One ID for the entire order would be fine. You can buy 4 tickets, and go into the concert with your 3 friends. It often works this way even with no ID involved, I buy two tickets, add them both to my wallet, scan them both when my GF and I go to the show.
You COULD still scalp tickets if the person who bought them from you is going to walk in with you. But the scalper would have to eat the cost of one ticket to do it, and it's probably onerous enough to severly reduce the impact of scalping.
Every ticket must have one name and surname on it, no matter how many passengers it covers. That person must be traveling on the ticket.
You're usually asked for some kind of photo anyway because of discounts, which a very significant percentage of train riders are entitled to.
I think this is because tickets must be both printable and verifiable offline in case the train gets into a spot with no connectivity when the inspector is inspecting tickets.
Here, train tickets need to list every passenger along with their age and gender. This also enables you to cancel for just one person on the ticket without affecting the rest.
The ticketing system basically assumes no network connectivity. Ticket inspectors usually only ask you for your name and match it to their records. And only ask for and id in rare situations (you absolutely need to have yout id with you irrespective of infrequently you actually need to show it).
What if you need to arrive separately? Especially for a big event with tens of thousands of people, can be easier to meet up inside the venue on everyone’s timeline.
Then you should have thought of that when you bought the tickets I guess. Any change to the system to fight scalping is going to inconvenience regular users too.
As a frequent concert goer, I’d happily have to arrive with my group if it meant no Ticketmaster.
So that makes it a shitty system that is really solving nothing. If I hypothetically have a group of 14-15 year olds that I buy Taylor Swift tickets for, does that mean I have to accompany them up through the line? Just dumb.

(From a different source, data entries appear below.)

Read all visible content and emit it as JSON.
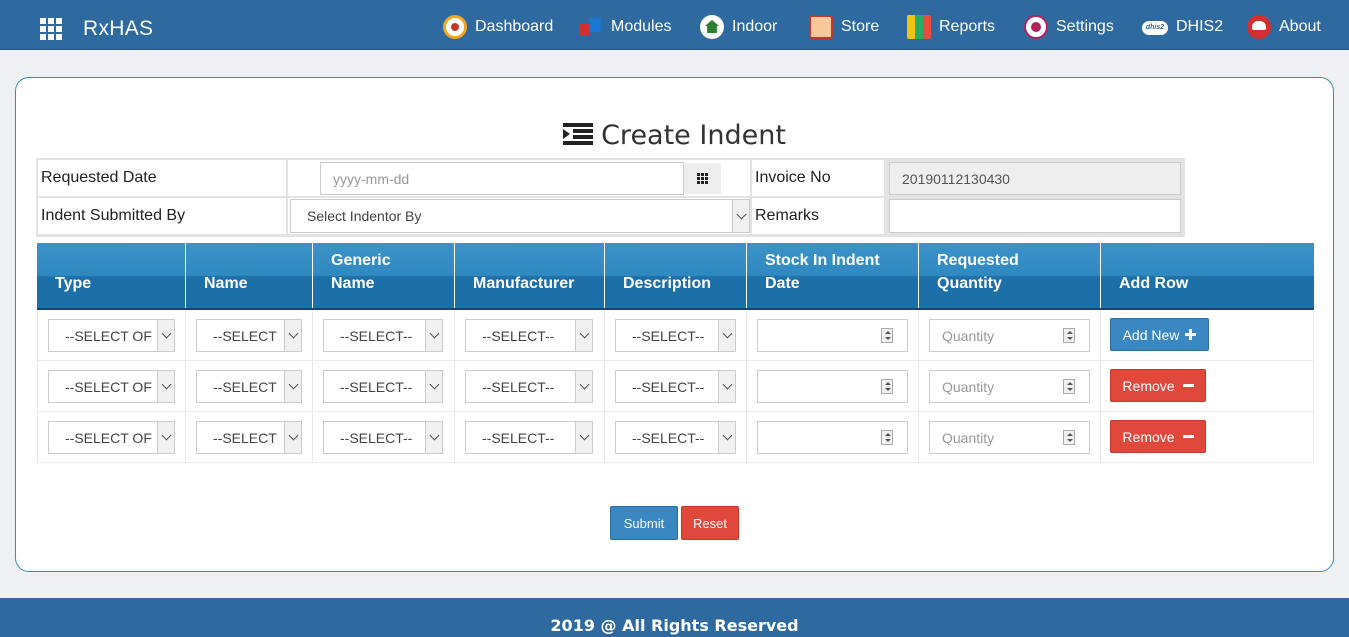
{
  "app": {
    "brand": "RxHAS"
  },
  "nav": [
    {
      "label": "Dashboard",
      "icon": "dashboard-icon"
    },
    {
      "label": "Modules",
      "icon": "modules-icon"
    },
    {
      "label": "Indoor",
      "icon": "indoor-icon"
    },
    {
      "label": "Store",
      "icon": "store-icon"
    },
    {
      "label": "Reports",
      "icon": "reports-icon"
    },
    {
      "label": "Settings",
      "icon": "settings-icon"
    },
    {
      "label": "DHIS2",
      "icon": "dhis2-icon",
      "icon_text": "dhis2"
    },
    {
      "label": "About",
      "icon": "about-icon"
    }
  ],
  "page": {
    "title": "Create Indent"
  },
  "form": {
    "requested_date_label": "Requested Date",
    "requested_date_placeholder": "yyyy-mm-dd",
    "invoice_no_label": "Invoice No",
    "invoice_no_value": "20190112130430",
    "submitted_by_label": "Indent Submitted By",
    "submitted_by_value": "Select Indentor By",
    "remarks_label": "Remarks",
    "remarks_value": ""
  },
  "table": {
    "headers": [
      "Type",
      "Name",
      "Generic\nName",
      "Manufacturer",
      "Description",
      "Stock In Indent\nDate",
      "Requested\nQuantity",
      "Add Row"
    ],
    "rows": [
      {
        "type": "--SELECT OF",
        "name": "--SELECT",
        "generic": "--SELECT--",
        "manufacturer": "--SELECT--",
        "description": "--SELECT--",
        "stock_date": "",
        "quantity_placeholder": "Quantity",
        "action": "Add New"
      },
      {
        "type": "--SELECT OF",
        "name": "--SELECT",
        "generic": "--SELECT--",
        "manufacturer": "--SELECT--",
        "description": "--SELECT--",
        "stock_date": "",
        "quantity_placeholder": "Quantity",
        "action": "Remove"
      },
      {
        "type": "--SELECT OF",
        "name": "--SELECT",
        "generic": "--SELECT--",
        "manufacturer": "--SELECT--",
        "description": "--SELECT--",
        "stock_date": "",
        "quantity_placeholder": "Quantity",
        "action": "Remove"
      }
    ]
  },
  "actions": {
    "submit": "Submit",
    "reset": "Reset"
  },
  "footer": {
    "text": "2019 @ All Rights Reserved"
  },
  "colors": {
    "primary": "#2e6aa0",
    "header_blue": "#2f89c0",
    "danger": "#e0483b",
    "button_blue": "#3a87c2"
  }
}
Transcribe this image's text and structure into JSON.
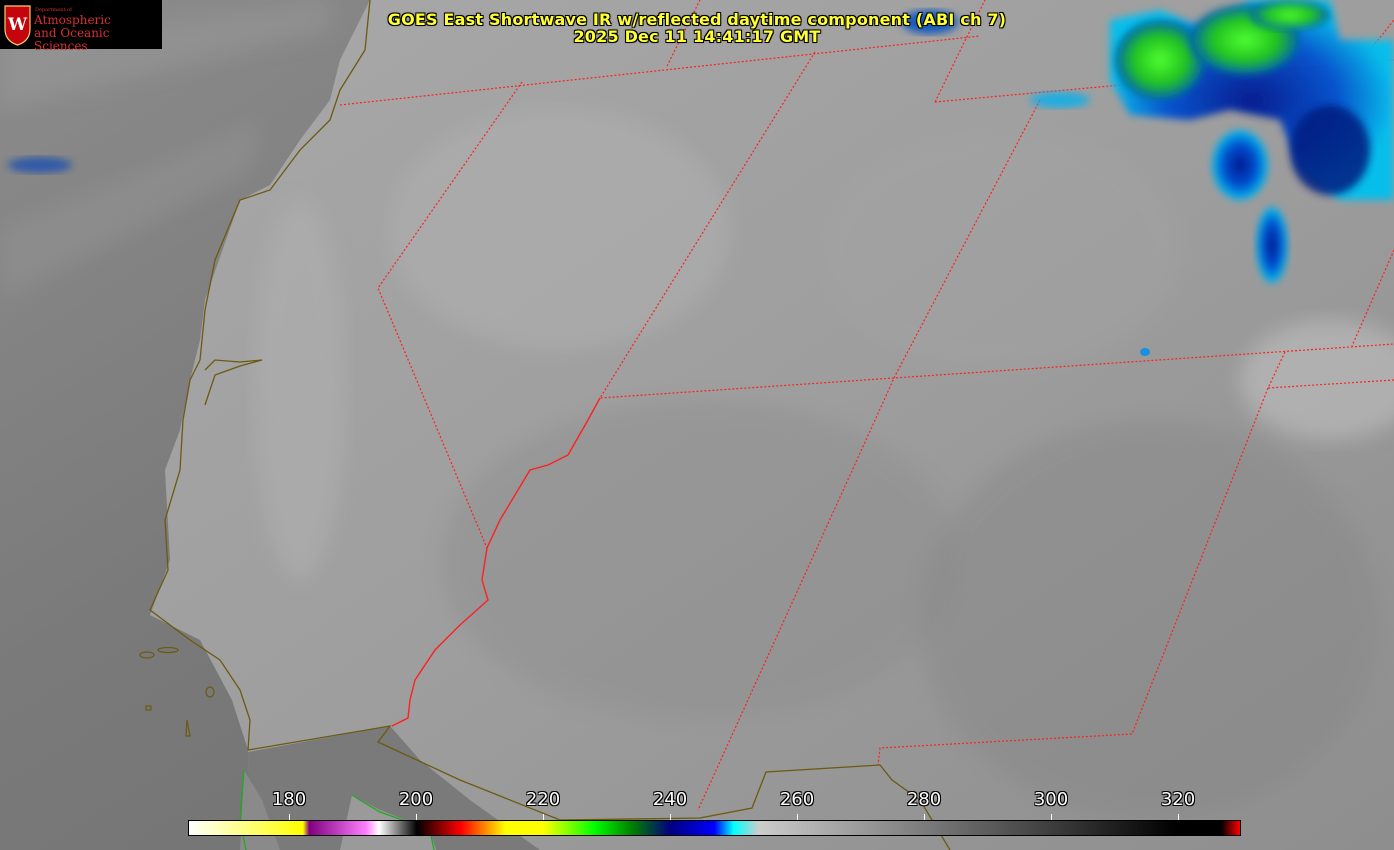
{
  "title": {
    "line1": "GOES East Shortwave IR w/reflected daytime component (ABI ch 7)",
    "line2": "2025 Dec 11 14:41:17 GMT"
  },
  "logo": {
    "department": "Department of",
    "line1": "Atmospheric",
    "line2": "and Oceanic Sciences",
    "seal_letter": "W"
  },
  "colorbar": {
    "min": 164,
    "max": 330,
    "ticks": [
      {
        "value": 180,
        "label": "180"
      },
      {
        "value": 200,
        "label": "200"
      },
      {
        "value": 220,
        "label": "220"
      },
      {
        "value": 240,
        "label": "240"
      },
      {
        "value": 260,
        "label": "260"
      },
      {
        "value": 280,
        "label": "280"
      },
      {
        "value": 300,
        "label": "300"
      },
      {
        "value": 320,
        "label": "320"
      }
    ],
    "stops": [
      {
        "value": 164,
        "color": "#ffffff"
      },
      {
        "value": 182,
        "color": "#ffff00"
      },
      {
        "value": 183,
        "color": "#800080"
      },
      {
        "value": 192,
        "color": "#ff80ff"
      },
      {
        "value": 194,
        "color": "#ffffff"
      },
      {
        "value": 200,
        "color": "#000000"
      },
      {
        "value": 207,
        "color": "#ff0000"
      },
      {
        "value": 214,
        "color": "#ffff00"
      },
      {
        "value": 220,
        "color": "#ffff00"
      },
      {
        "value": 228,
        "color": "#00ff00"
      },
      {
        "value": 234,
        "color": "#008000"
      },
      {
        "value": 240,
        "color": "#000080"
      },
      {
        "value": 247,
        "color": "#0000ff"
      },
      {
        "value": 250,
        "color": "#00ffff"
      },
      {
        "value": 254,
        "color": "#cccccc"
      },
      {
        "value": 320,
        "color": "#000000"
      },
      {
        "value": 327,
        "color": "#000000"
      },
      {
        "value": 330,
        "color": "#ff0000"
      }
    ]
  },
  "colors": {
    "state_border": "#ff2020",
    "coastline": "#6b5a10",
    "title": "#ffff33",
    "logo_text": "#d83030"
  }
}
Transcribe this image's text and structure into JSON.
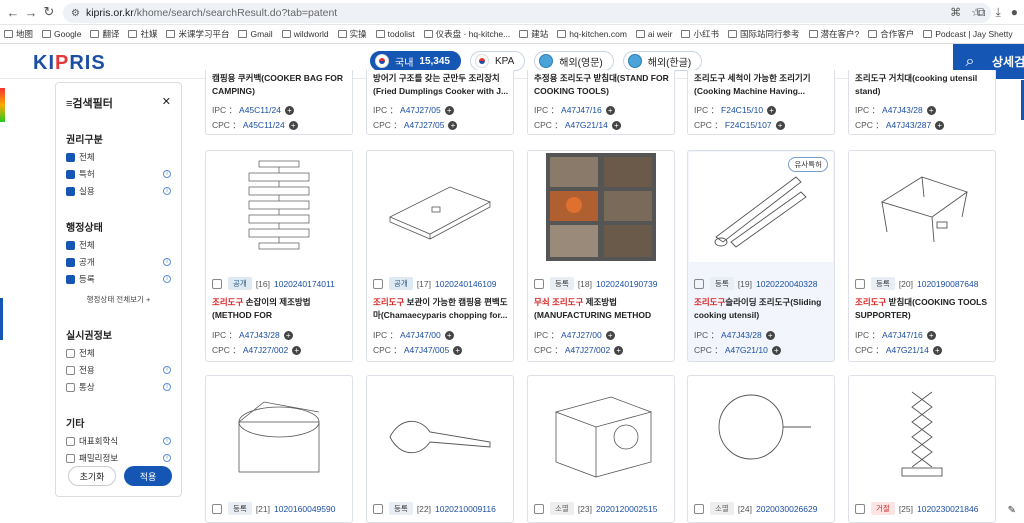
{
  "browser": {
    "url_host": "kipris.or.kr",
    "url_path": "/khome/search/searchResult.do?tab=patent",
    "bookmarks": [
      "地图",
      "Google",
      "翻译",
      "社媒",
      "米课学习平台",
      "Gmail",
      "wildworld",
      "实操",
      "todolist",
      "仪表盘 · hq-kitche...",
      "建站",
      "hq-kitchen.com",
      "ai weir",
      "小红书",
      "国际站同行参考",
      "潜在客户?",
      "合作客户",
      "Podcast | Jay Shetty"
    ]
  },
  "header": {
    "logo_pre": "KI",
    "logo_mid": "P",
    "logo_post": "RIS",
    "tabs": [
      {
        "label": "국내",
        "count": "15,345",
        "active": true
      },
      {
        "label": "KPA",
        "count": "",
        "active": false
      },
      {
        "label": "해외(영문)",
        "count": "",
        "active": false
      },
      {
        "label": "해외(한글)",
        "count": "",
        "active": false
      }
    ],
    "detail_label": "상세검"
  },
  "sidebar": {
    "title": "검색필터",
    "sections": [
      {
        "title": "권리구분",
        "items": [
          {
            "label": "전체",
            "checked": true
          },
          {
            "label": "특허",
            "checked": true,
            "info": true
          },
          {
            "label": "실용",
            "checked": true,
            "info": true
          }
        ]
      },
      {
        "title": "행정상태",
        "items": [
          {
            "label": "전체",
            "checked": true
          },
          {
            "label": "공개",
            "checked": true,
            "info": true
          },
          {
            "label": "등록",
            "checked": true,
            "info": true
          }
        ],
        "more": "행정상태 전체보기 +"
      },
      {
        "title": "실시권정보",
        "items": [
          {
            "label": "전체",
            "checked": false
          },
          {
            "label": "전용",
            "checked": false,
            "info": true
          },
          {
            "label": "통상",
            "checked": false,
            "info": true
          }
        ]
      },
      {
        "title": "기타",
        "items": [
          {
            "label": "대표회학식",
            "checked": false,
            "info": true
          },
          {
            "label": "패밀리정보",
            "checked": false,
            "info": true
          }
        ]
      }
    ],
    "reset_label": "초기화",
    "apply_label": "적용"
  },
  "top_row": [
    {
      "title": "캠핑용 쿠커백(COOKER BAG FOR CAMPING)",
      "ipc": "A45C11/24",
      "cpc": "A45C11/24"
    },
    {
      "title": "방어기 구조를 갖는 군만두 조리장치(Fried Dumplings Cooker with J...",
      "ipc": "A47J27/05",
      "cpc": "A47J27/05"
    },
    {
      "title": "추정용 조리도구 받침대(STAND FOR COOKING TOOLS)",
      "ipc": "A47J47/16",
      "cpc": "A47G21/14"
    },
    {
      "title": "조리도구 세척이 가능한 조리기기(Cooking Machine Having...",
      "ipc": "F24C15/10",
      "cpc": "F24C15/107"
    },
    {
      "title": "조리도구 거치대(cooking utensil stand)",
      "ipc": "A47J43/28",
      "cpc": "A47J43/287"
    }
  ],
  "middle_row": [
    {
      "status": "공개",
      "num": "[16]",
      "appno": "1020240174011",
      "hl": "조리도구",
      "title": " 손잡이의 제조방법(METHOD FOR MANUFACTURING KITCHE...",
      "ipc": "A47J43/28",
      "cpc": "A47J27/002",
      "badge": ""
    },
    {
      "status": "공개",
      "num": "[17]",
      "appno": "1020240146109",
      "hl": "조리도구",
      "title": " 보관이 가능한 캠핑용 편백도마(Chamaecyparis chopping for...",
      "ipc": "A47J47/00",
      "cpc": "A47J47/005",
      "badge": ""
    },
    {
      "status": "등록",
      "num": "[18]",
      "appno": "1020240190739",
      "hl": "무쇠 조리도구",
      "title": " 제조방법(MANUFACTURING METHOD OF...",
      "ipc": "A47J27/00",
      "cpc": "A47J27/002",
      "badge": ""
    },
    {
      "status": "등록",
      "num": "[19]",
      "appno": "1020220040328",
      "hl": "조리도구",
      "title": "슬라이딩 조리도구(Sliding cooking utensil)",
      "ipc": "A47J43/28",
      "cpc": "A47G21/10",
      "badge": "유사특허"
    },
    {
      "status": "등록",
      "num": "[20]",
      "appno": "1020190087648",
      "hl": "조리도구",
      "title": " 받침대(COOKING TOOLS SUPPORTER)",
      "ipc": "A47J47/16",
      "cpc": "A47G21/14",
      "badge": ""
    }
  ],
  "bottom_row": [
    {
      "status": "등록",
      "num": "[21]",
      "appno": "1020160049590"
    },
    {
      "status": "등록",
      "num": "[22]",
      "appno": "1020210009116"
    },
    {
      "status": "소멸",
      "num": "[23]",
      "appno": "2020120002515"
    },
    {
      "status": "소멸",
      "num": "[24]",
      "appno": "2020030026629"
    },
    {
      "status": "거절",
      "num": "[25]",
      "appno": "1020230021846"
    }
  ],
  "labels": {
    "ipc": "IPC ：",
    "cpc": "CPC ："
  }
}
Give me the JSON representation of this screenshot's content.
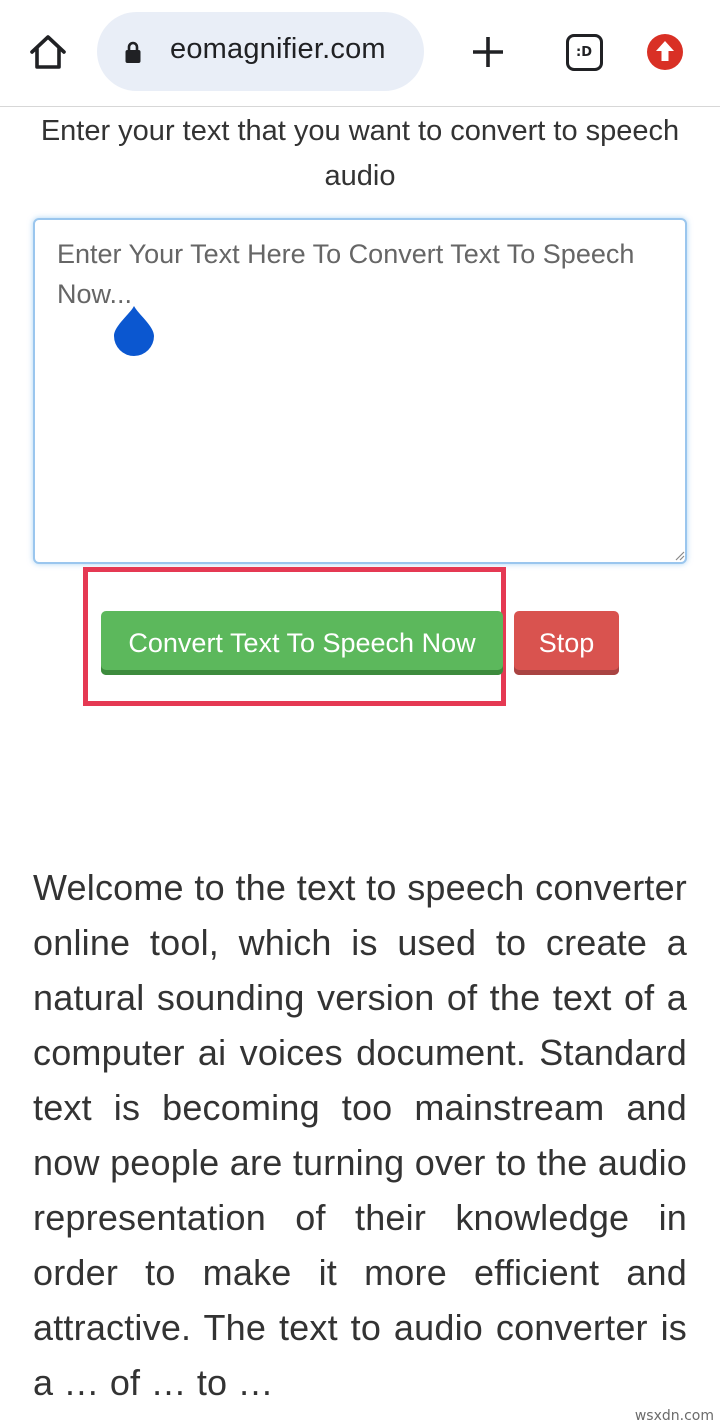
{
  "browser": {
    "url": "eomagnifier.com",
    "tab_count_label": ":D",
    "icons": {
      "home": "home-icon",
      "lock": "lock-icon",
      "new_tab": "plus-icon",
      "tabs": "tab-switcher-icon",
      "update": "update-arrow-icon"
    },
    "update_color": "#d93025"
  },
  "page": {
    "intro": "Enter your text that you want to convert to speech audio",
    "textarea_placeholder": "Enter Your Text Here To Convert Text To Speech Now...",
    "convert_button": "Convert Text To Speech Now",
    "stop_button": "Stop",
    "welcome_text": "Welcome to the text to speech converter online tool, which is used to create a natural sounding version of the text of a computer ai voices document. Standard text is becoming too mainstream and now people are turning over to the audio representation of their knowledge in order to make it more efficient and attractive. The text to audio converter is a … of … to … "
  },
  "colors": {
    "convert": "#5cb85c",
    "stop": "#d9534f",
    "highlight": "#e53953",
    "cursor_handle": "#0b57d0"
  },
  "watermark": "wsxdn.com"
}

There are really two options. Tickets are non-transferable, which means you need the name of the person and to check ID, and there's no scalping, like airlines. Or tickets are transferable, and you don't need names or IDS or whatever else but scalping occurs.
If you think scalping isn't enough of a problem to balance out the inconvenience of having to plan the ticket purchases better, well, uh, that's just like, your opinion, man. We'll agree to disagree. But it does mitigate a problem, scalpers inflating prices.
You COULD still scalp tickets if the person who bought them from you is going to walk in with you. But the scalper would have to eat the cost of one ticket to do it, and it's probably onerous enough to severly reduce the impact of scalping.